American stockholders were given the option to receive either 0.9218 shares of Investors common stock, $12.50 in cash, or a combination of Investors common stock and cash for each American common share owned, subject to proration to ensure that in the aggregate 65% of the American shares will be converted into Investors common stock.
In accordance with the terms of the Agreement and Plan of Merger, and based upon the election results and allocation procedures, American stockholders who made a stock election for all or a portion of their shares of American common stock will receive 0.9218 shares of Investors common stock for each of their stock election shares.
Since the cash merger consideration was oversubscribed, American stockholders who made a cash election for all or a portion of their shares of American common stock will receive the cash consideration of $12.50 per share for approximately 39% of their cash election shares and will receive 0.9218 shares of Investors common stock per share for approximately 61% of their cash election shares.
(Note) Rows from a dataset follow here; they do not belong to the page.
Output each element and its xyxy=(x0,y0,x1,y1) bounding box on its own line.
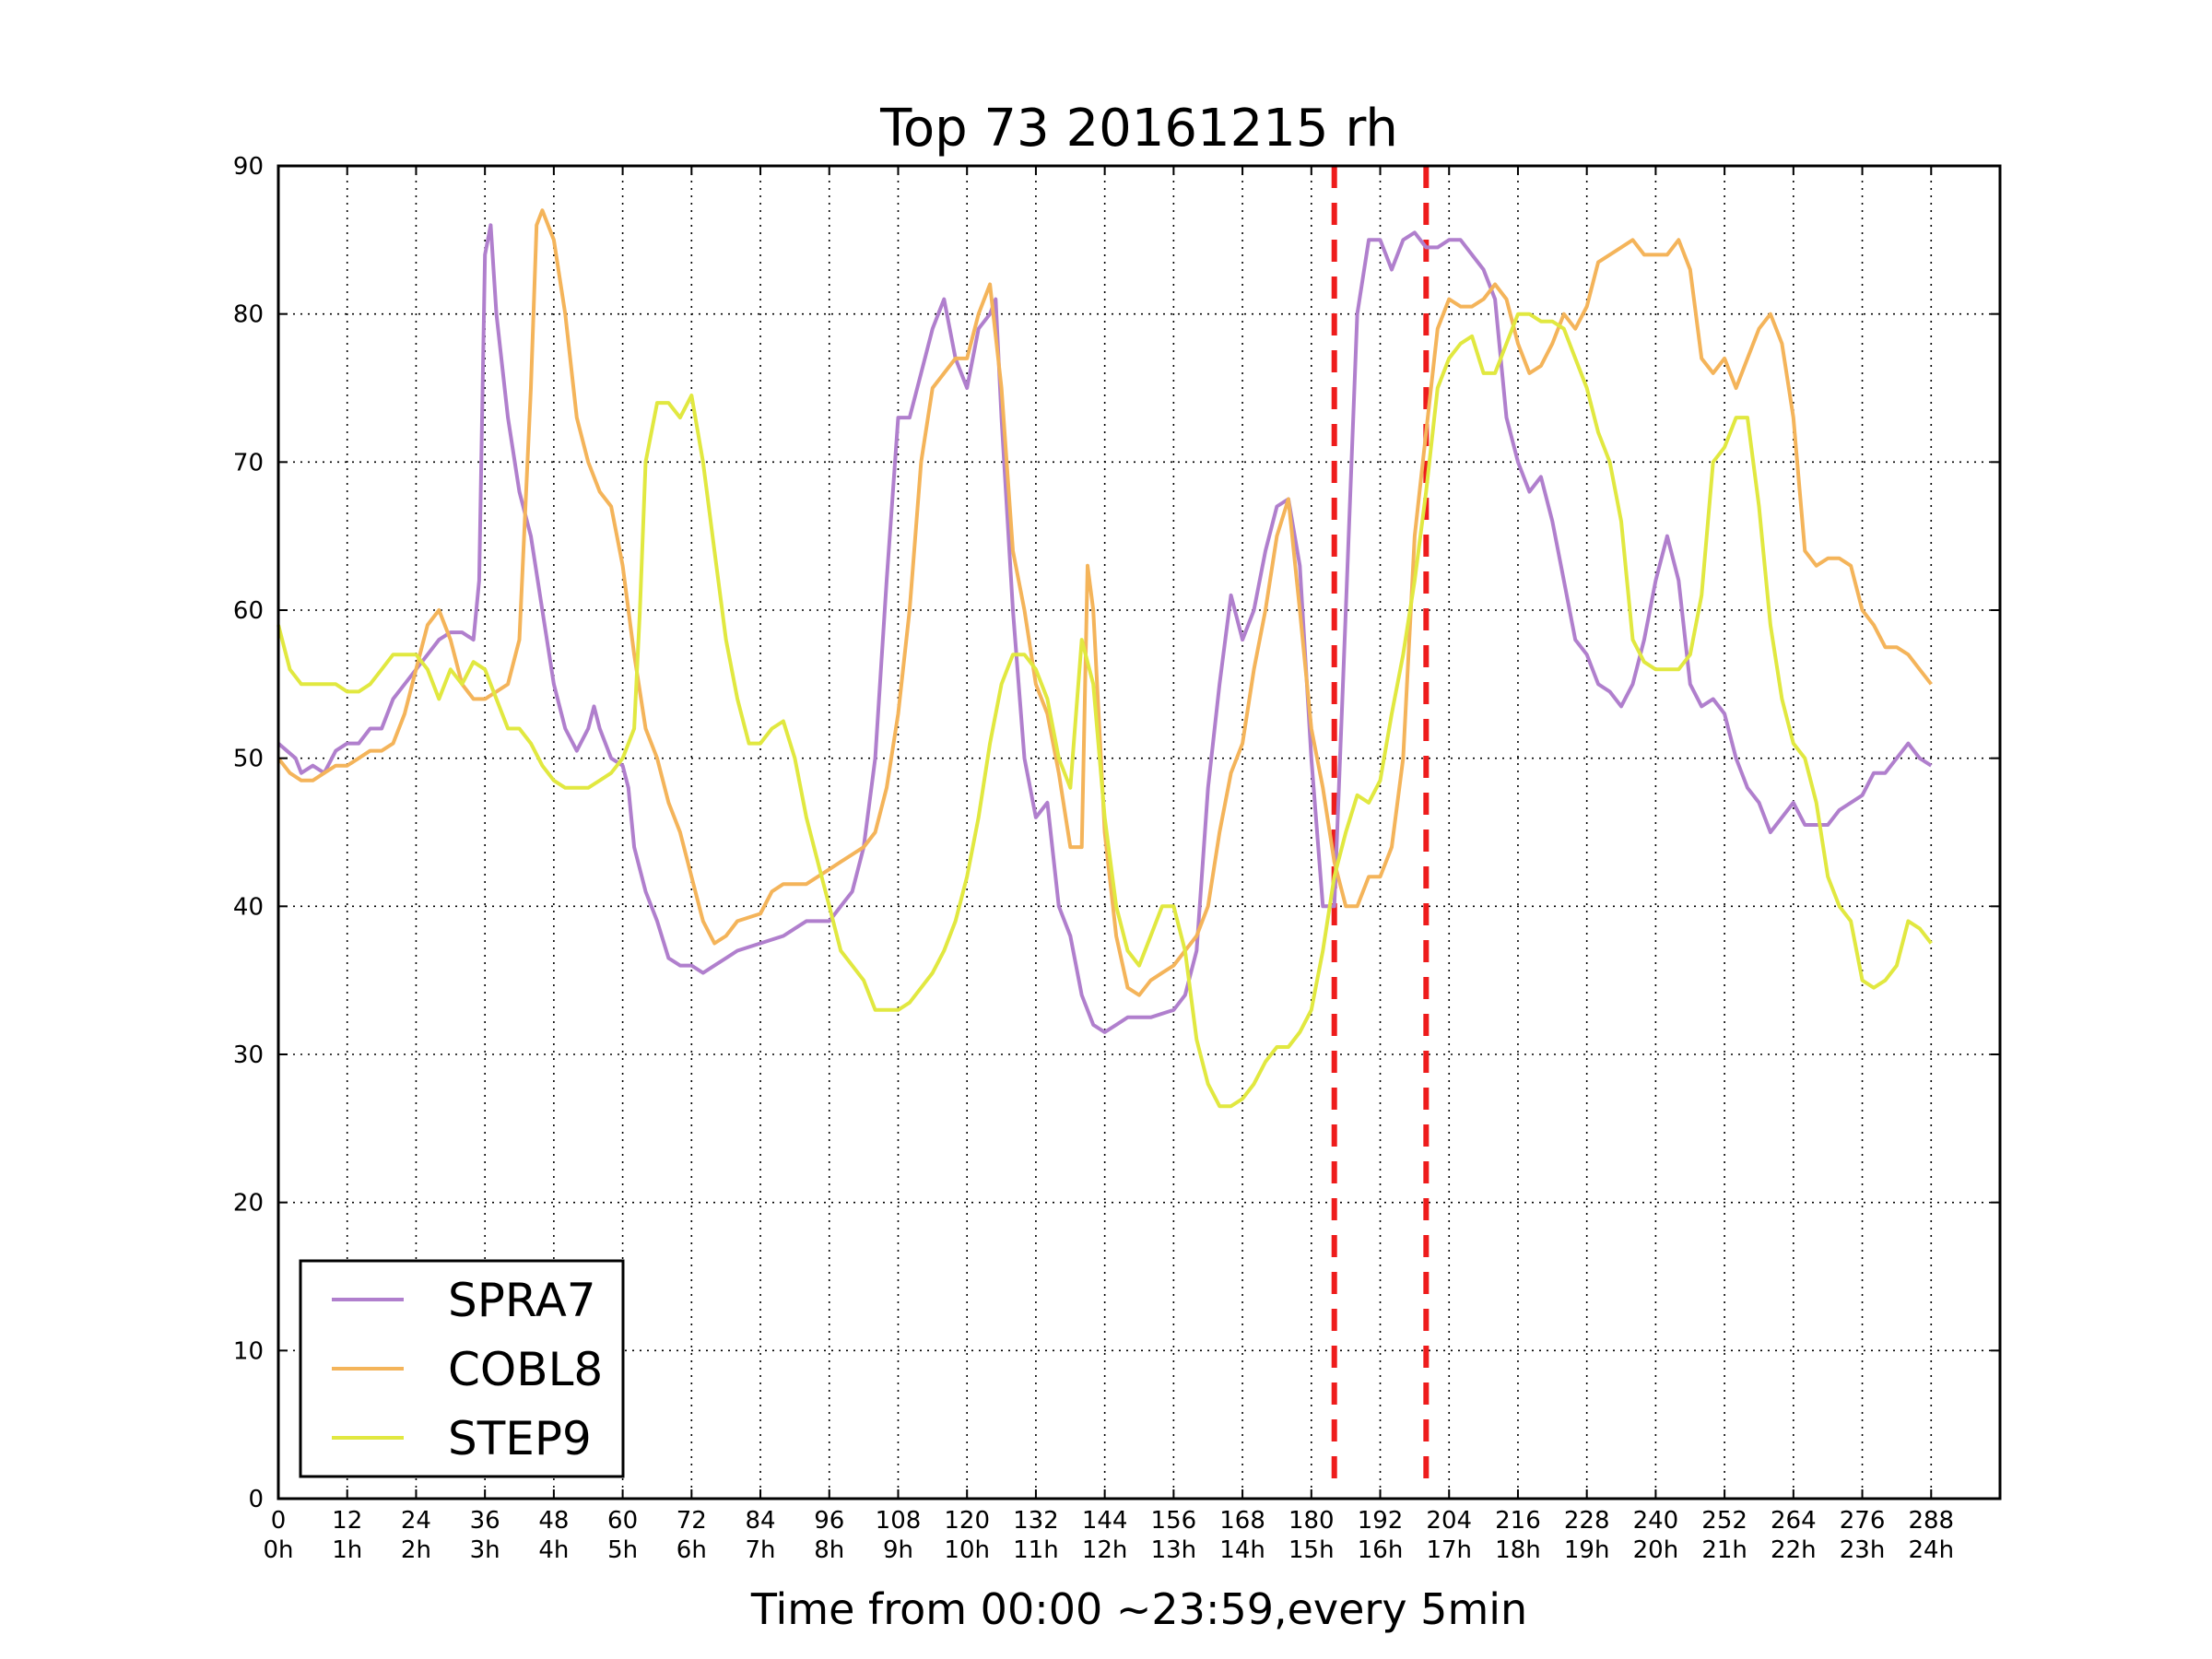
x-tick-hour-label: 20h xyxy=(1633,1536,1679,1564)
x-tick-hour-label: 2h xyxy=(401,1536,431,1564)
x-tick-label: 72 xyxy=(677,1507,707,1535)
x-tick-hour-label: 7h xyxy=(746,1536,776,1564)
x-tick-label: 12 xyxy=(332,1507,362,1535)
legend: SPRA7 COBL8 STEP9 xyxy=(299,1259,625,1478)
y-tick-label: 50 xyxy=(233,746,264,773)
series-line-cobl8 xyxy=(276,208,1933,997)
y-tick-label: 80 xyxy=(233,301,264,329)
y-tick-label: 0 xyxy=(248,1486,264,1513)
y-tick-label: 10 xyxy=(233,1337,264,1365)
x-tick-hour-label: 11h xyxy=(1013,1536,1059,1564)
x-tick-label: 180 xyxy=(1288,1507,1335,1535)
x-tick-hour-label: 6h xyxy=(677,1536,707,1564)
x-tick-hour-label: 24h xyxy=(1908,1536,1954,1564)
x-tick-label: 264 xyxy=(1771,1507,1817,1535)
x-tick-label: 216 xyxy=(1495,1507,1541,1535)
y-tick-label: 70 xyxy=(233,449,264,477)
series-lines xyxy=(276,208,1933,1109)
x-tick-label: 156 xyxy=(1151,1507,1197,1535)
series-line-spra7 xyxy=(276,223,1933,1034)
x-tick-hour-label: 4h xyxy=(538,1536,569,1564)
x-tick-hour-label: 23h xyxy=(1840,1536,1886,1564)
x-tick-label: 192 xyxy=(1358,1507,1404,1535)
x-tick-label: 252 xyxy=(1701,1507,1747,1535)
y-tick-label: 40 xyxy=(233,893,264,921)
x-tick-hour-label: 1h xyxy=(332,1536,362,1564)
x-tick-hour-label: 10h xyxy=(944,1536,990,1564)
plot-frame xyxy=(276,164,2002,1500)
x-tick-hour-label: 16h xyxy=(1358,1536,1404,1564)
x-tick-hour-label: 15h xyxy=(1288,1536,1335,1564)
x-tick-label: 36 xyxy=(470,1507,500,1535)
x-tick-label: 120 xyxy=(944,1507,990,1535)
y-axis-ticks: 0 10 20 30 40 50 60 70 80 90 xyxy=(233,153,2000,1513)
x-tick-label: 48 xyxy=(538,1507,569,1535)
x-tick-label: 24 xyxy=(401,1507,431,1535)
legend-label: STEP9 xyxy=(448,1412,592,1465)
x-tick-label: 60 xyxy=(607,1507,638,1535)
x-tick-hour-label: 18h xyxy=(1495,1536,1541,1564)
x-tick-label: 288 xyxy=(1908,1507,1954,1535)
y-tick-label: 90 xyxy=(233,153,264,181)
x-tick-hour-label: 14h xyxy=(1219,1536,1265,1564)
y-tick-label: 30 xyxy=(233,1041,264,1069)
x-tick-hour-label: 19h xyxy=(1564,1536,1610,1564)
x-tick-label: 84 xyxy=(745,1507,775,1535)
x-tick-hour-label: 21h xyxy=(1701,1536,1747,1564)
x-tick-label: 276 xyxy=(1840,1507,1886,1535)
x-tick-label: 0 xyxy=(271,1507,287,1535)
x-tick-label: 96 xyxy=(814,1507,844,1535)
legend-label: COBL8 xyxy=(448,1343,603,1396)
y-tick-label: 60 xyxy=(233,597,264,625)
legend-label: SPRA7 xyxy=(448,1274,596,1327)
x-tick-label: 144 xyxy=(1082,1507,1128,1535)
x-tick-hour-label: 5h xyxy=(607,1536,638,1564)
x-tick-label: 204 xyxy=(1426,1507,1472,1535)
x-tick-hour-label: 22h xyxy=(1771,1536,1817,1564)
x-tick-hour-label: 3h xyxy=(470,1536,500,1564)
x-tick-hour-label: 13h xyxy=(1151,1536,1197,1564)
x-tick-hour-label: 8h xyxy=(814,1536,844,1564)
x-tick-label: 228 xyxy=(1564,1507,1610,1535)
x-tick-label: 240 xyxy=(1633,1507,1679,1535)
x-tick-label: 168 xyxy=(1219,1507,1265,1535)
x-tick-hour-label: 12h xyxy=(1082,1536,1128,1564)
x-tick-label: 132 xyxy=(1013,1507,1059,1535)
y-tick-label: 20 xyxy=(233,1190,264,1218)
x-tick-hour-label: 9h xyxy=(883,1536,913,1564)
x-tick-label: 108 xyxy=(876,1507,922,1535)
grid-lines xyxy=(277,165,2000,1500)
x-tick-hour-label: 0h xyxy=(263,1536,293,1564)
chart-title: Top 73 20161215 rh xyxy=(879,99,1398,159)
x-tick-hour-label: 17h xyxy=(1426,1536,1472,1564)
x-axis-label: Time from 00:00 ~23:59,every 5min xyxy=(750,1584,1527,1634)
series-line-step9 xyxy=(276,312,1933,1109)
American stockholders who did not make a valid election prior to 5:00 p.m. on May 18, 2009 will receive 0.9218 shares of Investors common stock for each of their shares of American common stock, upon completion of a letter of transmittal being mailed to them.
In lieu of such fractional shares, Investors will pay to each former holder of American common stock an amount in cash without interest, equal to the product of (i) the fraction of a share to which such holder would otherwise have been entitled and (ii) the average of the daily closing sales prices of a share of Investors common stock as reported on Nasdaq for the five consecutive trading days immediately preceding the closing date.